There’s a barn missing its door…the crack of a wet maple twig above me…The slip of my shoes on the yellow leaves slick in the dark mud of November.
The old apple lady who lived in the orchard next door used to take walks down this way. She always looked down. Except when she sold me apples in her press yard. Braeburn, Gala, Fuji… She sliced up samples and told me which variety leaned toward the nutmeg side and which leaned toward the sweet side. She probably saw me sneak some apples into my jacket which I did not pay for, but she never said a word. She was different in her press yard. Alive, cheery, eyes up.
She had been at one time in love with the dairy farmer who lived a little further down the mountain. He was a man who loved his cows, who sang to them and cooed at them and knew their names and body language.
He rented this old barn up here to store his cheese wheels. He always maintained that cheese aged at a higher altitude was better cheese, and this barn was the place to do that. There had been a door on it at that time…
Then one year, just before Thanksgiving time, we stopped seeing his frumpy old Chevy scrapping up the gravel path, payload full of cheese wheels wrapped tenderly in cloth. The fruit of the loins of his lovely Gilda and Rhang and Sweet Sis.
That was the year the old apple lady started walking this path. A lot. She walked it a lot. The barn was eventually cleared out by the church men’s league and the cheeses made their way into people’s homes, who knows where. And it dawned on me that the door on the barn had been missing awhile. I thought nothing of it.
Except one day when all my friends were busy and I had no one to play with, the compunction hit me to go and explore that barn.
So I went in. It was a cavern of emptiness and my cough echoed as I choked on the spider webs in the entry. And there it was…Right in the center of the wide open floor: A freshly sliced Boeurwich cheese wheel spread out on a wrinkled cheese cloth. There were two wine glasses there, and a Newbrunswick apple, sliced with the Boeurwich.
No people, no sign of anyone sitting next to the food, just an empty barn with an autumn picnic glowing with bright color in the dim of fog.

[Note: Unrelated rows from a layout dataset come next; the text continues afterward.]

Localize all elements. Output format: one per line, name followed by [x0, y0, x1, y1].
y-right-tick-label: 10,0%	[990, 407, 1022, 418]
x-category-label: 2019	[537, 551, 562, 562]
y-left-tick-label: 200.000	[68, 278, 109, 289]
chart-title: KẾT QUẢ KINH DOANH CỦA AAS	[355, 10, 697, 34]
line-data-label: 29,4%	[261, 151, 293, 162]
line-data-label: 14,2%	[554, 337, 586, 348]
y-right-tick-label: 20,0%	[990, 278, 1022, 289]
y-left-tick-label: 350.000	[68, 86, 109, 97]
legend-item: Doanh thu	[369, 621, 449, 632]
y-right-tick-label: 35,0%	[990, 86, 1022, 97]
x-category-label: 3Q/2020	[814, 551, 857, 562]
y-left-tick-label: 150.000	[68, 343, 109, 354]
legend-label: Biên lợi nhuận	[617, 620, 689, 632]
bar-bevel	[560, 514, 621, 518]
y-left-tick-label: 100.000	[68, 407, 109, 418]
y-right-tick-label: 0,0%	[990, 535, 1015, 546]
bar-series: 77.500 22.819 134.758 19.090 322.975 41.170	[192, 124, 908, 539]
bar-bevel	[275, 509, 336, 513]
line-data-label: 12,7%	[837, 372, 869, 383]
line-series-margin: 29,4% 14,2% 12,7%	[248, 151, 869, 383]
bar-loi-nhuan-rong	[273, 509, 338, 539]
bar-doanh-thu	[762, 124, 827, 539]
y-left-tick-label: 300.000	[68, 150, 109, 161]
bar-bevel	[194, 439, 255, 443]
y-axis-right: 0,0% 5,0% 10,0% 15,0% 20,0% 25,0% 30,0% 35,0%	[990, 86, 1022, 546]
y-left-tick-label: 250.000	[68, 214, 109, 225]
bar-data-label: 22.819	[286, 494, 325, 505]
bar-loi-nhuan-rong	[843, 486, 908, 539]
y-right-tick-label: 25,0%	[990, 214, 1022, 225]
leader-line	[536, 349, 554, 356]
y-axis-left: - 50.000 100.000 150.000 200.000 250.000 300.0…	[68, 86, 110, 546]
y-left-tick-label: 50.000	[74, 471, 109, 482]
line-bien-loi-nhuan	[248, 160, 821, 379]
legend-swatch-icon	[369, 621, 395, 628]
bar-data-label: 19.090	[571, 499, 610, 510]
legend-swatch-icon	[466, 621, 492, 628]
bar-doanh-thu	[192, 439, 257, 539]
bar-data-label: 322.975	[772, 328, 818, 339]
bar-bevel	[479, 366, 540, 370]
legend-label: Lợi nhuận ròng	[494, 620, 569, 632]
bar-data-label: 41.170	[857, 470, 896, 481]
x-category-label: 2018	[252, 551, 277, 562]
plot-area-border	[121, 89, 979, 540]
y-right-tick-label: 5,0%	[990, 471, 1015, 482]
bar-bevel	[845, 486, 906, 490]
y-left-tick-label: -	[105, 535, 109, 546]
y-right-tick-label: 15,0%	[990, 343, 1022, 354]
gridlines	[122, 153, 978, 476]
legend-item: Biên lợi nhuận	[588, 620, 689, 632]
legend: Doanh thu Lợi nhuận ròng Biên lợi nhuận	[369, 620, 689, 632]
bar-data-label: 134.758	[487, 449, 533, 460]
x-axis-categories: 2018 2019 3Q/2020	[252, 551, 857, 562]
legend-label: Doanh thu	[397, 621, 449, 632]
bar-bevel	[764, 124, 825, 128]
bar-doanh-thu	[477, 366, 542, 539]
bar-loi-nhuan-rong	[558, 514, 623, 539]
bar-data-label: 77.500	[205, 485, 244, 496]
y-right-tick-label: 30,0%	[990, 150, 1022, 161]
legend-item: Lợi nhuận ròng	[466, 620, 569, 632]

I backed out of the barn and made sure my shoes slid out of the doorway without making a sound.
From that day on I always paid for my apples.

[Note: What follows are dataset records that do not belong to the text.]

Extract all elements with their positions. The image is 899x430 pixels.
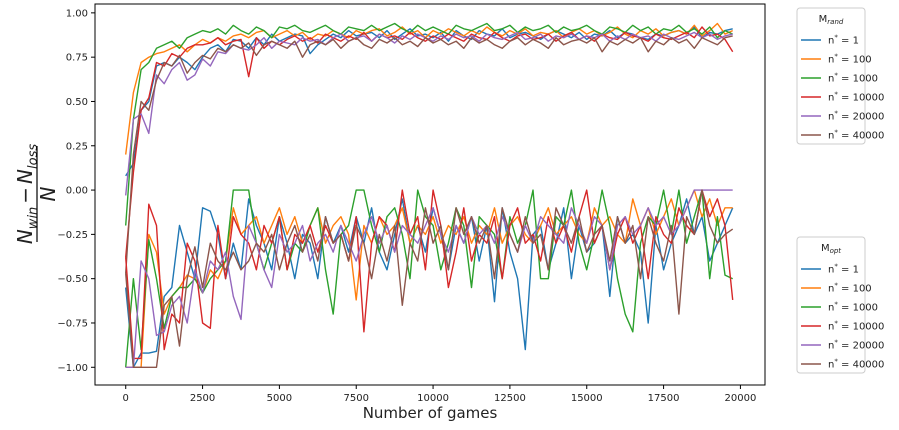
y-numerator-sub2: loss bbox=[26, 144, 41, 169]
plot-frame bbox=[94, 3, 766, 386]
y-tick-label: 1.00 bbox=[66, 8, 88, 19]
y-tick-label: 0.50 bbox=[66, 97, 88, 108]
legend-entry-label: n* = 1 bbox=[828, 34, 859, 47]
x-tick-label: 7500 bbox=[344, 393, 369, 404]
y-numerator-sub1: win bbox=[26, 207, 41, 229]
y-tick-label: −0.50 bbox=[57, 274, 88, 285]
series-line-rand-4 bbox=[125, 31, 733, 196]
y-minus: − bbox=[13, 187, 37, 204]
legend-box bbox=[796, 7, 866, 145]
legend-entry-label: n* = 100 bbox=[828, 53, 872, 66]
legend-title: Mrand bbox=[819, 14, 844, 26]
legend-entry-label: n* = 1000 bbox=[828, 72, 878, 85]
x-tick-label: 17500 bbox=[648, 393, 680, 404]
y-tick-label: −0.75 bbox=[57, 318, 88, 329]
series-line-rand-5 bbox=[125, 35, 733, 274]
x-tick-label: 15000 bbox=[571, 393, 603, 404]
legend-entry-label: n* = 10000 bbox=[828, 320, 884, 333]
legend-rand: Mrand n* = 1 n* = 100 n* = 1000 n* = 10000 n*… bbox=[796, 7, 884, 145]
legend-entry-label: n* = 1 bbox=[828, 263, 859, 276]
legend-box bbox=[796, 236, 866, 374]
y-tick-label: −1.00 bbox=[57, 363, 88, 374]
x-tick-label: 20000 bbox=[725, 393, 757, 404]
y-tick-label: 0.00 bbox=[66, 186, 88, 197]
x-tick-label: 5000 bbox=[267, 393, 292, 404]
legend-opt: Mopt n* = 1 n* = 100 n* = 1000 n* = 10000 n* … bbox=[796, 236, 884, 374]
y-axis-label: Nwin−Nloss N bbox=[13, 144, 60, 245]
legend-entry-label: n* = 20000 bbox=[828, 339, 884, 352]
series-line-opt-11 bbox=[125, 189, 734, 368]
legend-entry-label: n* = 1000 bbox=[828, 301, 878, 314]
y-numerator-n2: N bbox=[13, 169, 37, 184]
x-tick-label: 2500 bbox=[190, 393, 215, 404]
x-tick-label: 0 bbox=[123, 393, 129, 404]
svg-text:Nwin−Nloss: Nwin − Nloss bbox=[13, 144, 41, 245]
legends: Mrand n* = 1 n* = 100 n* = 1000 n* = 10000 n*… bbox=[796, 7, 884, 374]
y-axis: −1.00 −0.75 −0.50 −0.25 0.00 0.25 0.50 0.75 1.00 bbox=[57, 8, 95, 374]
y-denominator: N bbox=[36, 186, 60, 201]
series-line-rand-1 bbox=[125, 22, 733, 155]
legend-entry-label: n* = 10000 bbox=[828, 91, 884, 104]
legend-title: Mopt bbox=[821, 243, 841, 255]
legend-entry-label: n* = 40000 bbox=[828, 358, 884, 371]
y-tick-label: −0.25 bbox=[57, 230, 88, 241]
plot-lines bbox=[125, 22, 734, 368]
y-tick-label: 0.25 bbox=[66, 141, 88, 152]
legend-entry-label: n* = 40000 bbox=[828, 129, 884, 142]
x-tick-label: 12500 bbox=[494, 393, 526, 404]
legend-entry-label: n* = 100 bbox=[828, 282, 872, 295]
x-tick-label: 10000 bbox=[417, 393, 449, 404]
series-line-opt-10 bbox=[125, 189, 733, 368]
legend-entry-label: n* = 20000 bbox=[828, 110, 884, 123]
x-axis-label: Number of games bbox=[363, 404, 498, 422]
series-line-opt-8 bbox=[125, 189, 733, 368]
y-tick-label: 0.75 bbox=[66, 53, 88, 64]
series-line-rand-2 bbox=[125, 22, 733, 226]
y-numerator-n1: N bbox=[13, 229, 37, 244]
x-axis: 0 2500 5000 7500 10000 12500 15000 17500 20000 bbox=[123, 385, 757, 404]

(Paraphrased from a recent poet, can’t think of his name, Swedish fellow)..
Last summer I took a trip to my native land of Sweden, in hopes to connect with the ancestry on my father’s side of the family. Many of my cousins and close kin live there — my father was the one who branched out to America years and years ago. But he told me the stories of the homeland and I feltt a stirring in me after my 10th grandchild was born, to meet my cousins and uncles and auntos who farmed just as my dad did in his younger years.
In Sweden, and rested from the trip, I packed up my rental car and purchased a reliable map of the farm country where my cousins had a small dairy and soy farm. I drove and drove. I enjoyed the scenery and was filled with apprehension about meeting my close kin in the heart of my heritage country. It was beautiful and summery and I was enchanted.
I followed the map according to the directions I was given to cousin Yorgenson’s farm, and when I turned a sharp left as told, there was the farm just as it had been described to me.
A pristine red barn, painted with so many glossy coats it shone in the summer light, against the green fields and I rolled down tthe windows to hear the gentle murmer of the cows who drifted lazily from one tuft of rich grass to another.
Then I saw them.. The family, all scrunched togethr along a giantt picnic table laoded — spilling over — with summer hams, pies, biscuits and salads. I heard their merrimentt before I saw them — and they greeted me with outstretched arms and instantly I knew I was home.
They looked just like me. They looked just like my father, and my children and grandchildren had the same wide smiling lips and gentle hooded eyes and shocks of yellow hair.
I was warmly hustled to the table, and fed with heaping plates over and over witth fresh foods of the Swedish season and I tasted the land of my family through each bite. The red barn glowed in the background, and they spoke perfect english and regalled me with tales and jokes of the Olden Times, just as my father had shen I was young.
I felt bonded, secure, like coming home as a lost child to his mother’s forgiving bossom. I felt a tie stronger than the tides of the atlantic ocean, I could feel my heart and lungs move in motion with theirs. I was one of them and had never ever felt so secure and held in and like I belonged. FInally I belonged.
When the sun began to sink low and the food was cleared I said my reluctant goodbyes, and we hugged and shooked each others hands and shoulders and met eye to eye in a steady gaze of “you are welcome here anytime. ”
And then, as I got into my car, they followed me and leaned into the open window and told me
“Ya, and the Yorgenson’s are just up that way abbout a mile, left at the intersection, big red bar, ya can’t miss it. Hope you have a great stay visiting your kin.”
THey smiled and waved and walked back to the main house. THen I saw the sign over the front porh door “Welcome To the Sorenson’s”.
I sat stunned and speechless and stared at the steering wheel.
Then I revved up the enggine and turned around and went back to my hotel. I did not ever make itt to the Yorgensons farm. The Sorensons would do just fine.